Here, the deer raised its sharp-toothed head and gave a most surprising hiss. The women’s faces became somber and sad, and Krishna himself flushed to the shade of a stormcloud.
“Ah,” Krishna said, putting down the flute. “I know of it, of course. Agni’s kingdom.”
“They came here,” the deer said. “With dogs.”
Zhu Irzh’s eyebrows rose. “That’s a bit ambitious, isn’t it, for a lord of Hell?”
“Agni has always been ambitious,” Krishna said, “and with his tigress harem spurring him on, that ambition has been honed.”
“What happened?” Zhu Irzh asked.
“They were sent away. We drove the
m out. No creature of this land wants their kind here; all live in harmony. There are tigers here, too, who lie down with the deer at night, with the small creatures. This is a place of peace.
“This is a heaven for beasts,” Krishna explained. “And that is not popular among Agni’s tiger tribe.”
“You’d think, wouldn’t you …” the demon began, and Krishna smiled.
“Yes, you would indeed. But they say: the spirits of dead animals, often cruelly slaughtered, are kept here as if it were a game reserve, a wildlife park. They do not leave, because they do not wish to, but Agni’s tigers cannot understand that, wishing to have full range across the worlds, to make every realm of Heaven and Hell their personal hunting ground.”
“Was this why we were captured?” Zhu Irzh enquired. “As a bit of big-game hunting?”
“I am afraid, my dear demon,” the Lord Krishna said, “that you are rather too small a game for Agni.”
“Oh.”
“And yet you were captured nonetheless … Curious. I’ve heard nothing of Agni’s activities of late; it is though he is biding his time. Though one of his harem has gone to live among men.”
“She has?”
“In China. She became an actress, in the movies.” Krishna pronounced the word carefully, as if not entirely familiar with it. “Her name is Lara Chowdijharee.”
“Lara C’s a tiger demon?” Zhu Irzh’s mouth fell open.
“I have not heard of this person,” the badger said.
“You’re not really much of a cinemagoer, are you?”
“I see no point in it. The people are too large and they live in dark houses.”
“Just think of him as a critic,” the demon said to Krishna. He went on: “I know of her. I’ve no connection with her.”
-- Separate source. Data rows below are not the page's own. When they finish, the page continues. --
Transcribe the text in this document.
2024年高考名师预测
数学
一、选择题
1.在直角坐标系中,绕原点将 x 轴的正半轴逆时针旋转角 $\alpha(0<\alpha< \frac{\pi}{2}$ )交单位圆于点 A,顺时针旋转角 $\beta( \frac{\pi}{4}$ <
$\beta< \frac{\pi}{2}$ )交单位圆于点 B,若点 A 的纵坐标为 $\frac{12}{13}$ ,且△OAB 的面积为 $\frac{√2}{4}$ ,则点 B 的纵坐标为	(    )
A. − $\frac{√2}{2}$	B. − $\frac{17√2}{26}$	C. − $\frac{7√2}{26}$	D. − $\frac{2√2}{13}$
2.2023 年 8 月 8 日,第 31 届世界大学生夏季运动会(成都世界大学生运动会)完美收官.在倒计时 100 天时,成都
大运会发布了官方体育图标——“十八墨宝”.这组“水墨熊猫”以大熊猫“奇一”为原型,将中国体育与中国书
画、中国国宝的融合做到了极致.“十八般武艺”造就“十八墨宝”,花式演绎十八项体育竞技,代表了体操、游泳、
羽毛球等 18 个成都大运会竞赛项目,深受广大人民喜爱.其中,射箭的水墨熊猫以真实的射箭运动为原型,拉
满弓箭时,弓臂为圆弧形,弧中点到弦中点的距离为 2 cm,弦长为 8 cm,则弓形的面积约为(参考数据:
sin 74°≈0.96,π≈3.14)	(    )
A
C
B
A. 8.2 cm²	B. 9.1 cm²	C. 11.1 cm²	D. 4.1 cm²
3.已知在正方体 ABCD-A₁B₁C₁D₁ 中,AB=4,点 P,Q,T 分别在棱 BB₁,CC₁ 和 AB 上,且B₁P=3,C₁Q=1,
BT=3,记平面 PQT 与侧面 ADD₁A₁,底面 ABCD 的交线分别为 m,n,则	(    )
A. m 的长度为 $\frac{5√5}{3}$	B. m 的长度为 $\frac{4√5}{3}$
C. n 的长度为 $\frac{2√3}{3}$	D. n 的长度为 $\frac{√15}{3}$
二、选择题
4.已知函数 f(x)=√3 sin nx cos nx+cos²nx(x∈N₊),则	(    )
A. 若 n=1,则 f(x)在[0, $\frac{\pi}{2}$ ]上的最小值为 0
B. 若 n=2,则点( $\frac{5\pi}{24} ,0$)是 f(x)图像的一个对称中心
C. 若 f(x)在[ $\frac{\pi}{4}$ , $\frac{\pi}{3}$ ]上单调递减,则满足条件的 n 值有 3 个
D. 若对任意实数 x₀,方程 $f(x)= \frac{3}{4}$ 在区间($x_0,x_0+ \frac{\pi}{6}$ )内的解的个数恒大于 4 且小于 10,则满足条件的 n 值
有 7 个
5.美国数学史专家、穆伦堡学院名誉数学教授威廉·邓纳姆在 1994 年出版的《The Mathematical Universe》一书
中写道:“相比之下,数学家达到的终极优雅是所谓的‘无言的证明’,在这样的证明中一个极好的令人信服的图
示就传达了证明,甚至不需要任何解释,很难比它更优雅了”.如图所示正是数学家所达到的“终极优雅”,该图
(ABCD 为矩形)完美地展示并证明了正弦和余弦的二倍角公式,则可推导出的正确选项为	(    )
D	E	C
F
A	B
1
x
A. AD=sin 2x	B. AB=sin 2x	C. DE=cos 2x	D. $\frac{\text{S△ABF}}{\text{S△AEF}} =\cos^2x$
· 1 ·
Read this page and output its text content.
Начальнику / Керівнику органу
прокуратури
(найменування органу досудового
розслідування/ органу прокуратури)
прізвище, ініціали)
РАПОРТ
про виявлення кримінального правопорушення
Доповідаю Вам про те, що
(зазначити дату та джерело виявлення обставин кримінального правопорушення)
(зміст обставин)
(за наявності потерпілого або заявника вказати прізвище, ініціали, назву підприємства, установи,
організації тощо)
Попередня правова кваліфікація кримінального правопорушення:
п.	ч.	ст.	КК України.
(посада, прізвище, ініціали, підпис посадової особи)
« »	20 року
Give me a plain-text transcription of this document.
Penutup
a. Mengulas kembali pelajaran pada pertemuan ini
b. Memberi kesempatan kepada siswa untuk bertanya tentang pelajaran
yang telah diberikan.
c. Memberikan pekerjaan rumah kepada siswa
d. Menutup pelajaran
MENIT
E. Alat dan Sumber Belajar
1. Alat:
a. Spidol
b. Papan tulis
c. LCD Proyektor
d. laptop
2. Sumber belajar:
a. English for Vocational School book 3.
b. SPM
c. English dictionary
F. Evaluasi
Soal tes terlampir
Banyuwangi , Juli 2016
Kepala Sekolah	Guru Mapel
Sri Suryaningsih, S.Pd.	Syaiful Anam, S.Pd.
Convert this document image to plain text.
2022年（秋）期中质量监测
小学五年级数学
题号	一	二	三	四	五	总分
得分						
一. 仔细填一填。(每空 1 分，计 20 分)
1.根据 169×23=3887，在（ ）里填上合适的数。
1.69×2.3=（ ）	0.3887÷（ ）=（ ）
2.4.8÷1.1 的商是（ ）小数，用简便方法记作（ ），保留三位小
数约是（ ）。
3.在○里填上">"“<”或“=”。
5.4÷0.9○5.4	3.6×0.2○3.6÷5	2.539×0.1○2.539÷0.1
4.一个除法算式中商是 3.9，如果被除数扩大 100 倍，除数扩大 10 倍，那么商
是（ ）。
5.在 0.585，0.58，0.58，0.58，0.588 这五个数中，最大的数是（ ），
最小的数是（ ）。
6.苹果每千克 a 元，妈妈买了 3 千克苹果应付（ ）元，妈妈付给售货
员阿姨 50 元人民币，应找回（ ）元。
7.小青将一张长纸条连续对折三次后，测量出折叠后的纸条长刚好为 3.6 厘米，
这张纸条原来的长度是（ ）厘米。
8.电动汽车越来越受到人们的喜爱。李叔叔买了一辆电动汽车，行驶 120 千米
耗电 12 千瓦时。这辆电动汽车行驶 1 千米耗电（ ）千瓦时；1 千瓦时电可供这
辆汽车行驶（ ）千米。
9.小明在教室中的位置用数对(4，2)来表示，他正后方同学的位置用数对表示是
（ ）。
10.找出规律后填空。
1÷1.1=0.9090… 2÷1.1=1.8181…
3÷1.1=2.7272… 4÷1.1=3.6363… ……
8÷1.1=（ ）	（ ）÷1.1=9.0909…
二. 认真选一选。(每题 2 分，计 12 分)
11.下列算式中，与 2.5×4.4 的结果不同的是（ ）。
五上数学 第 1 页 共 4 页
“And yet your lover is her cousin.”
“How do you know about Jhai?”
“We are all family,” the god said. “Even if some of us live in Hell and others do not, even if some of us choose to inhabit Earth. I know who you are, Seneschal Zhu Irzh. I know what a role you have played, in the saving of your world. I think that if you had not done so, you would not be standing here now; Heaven would have spat you out.”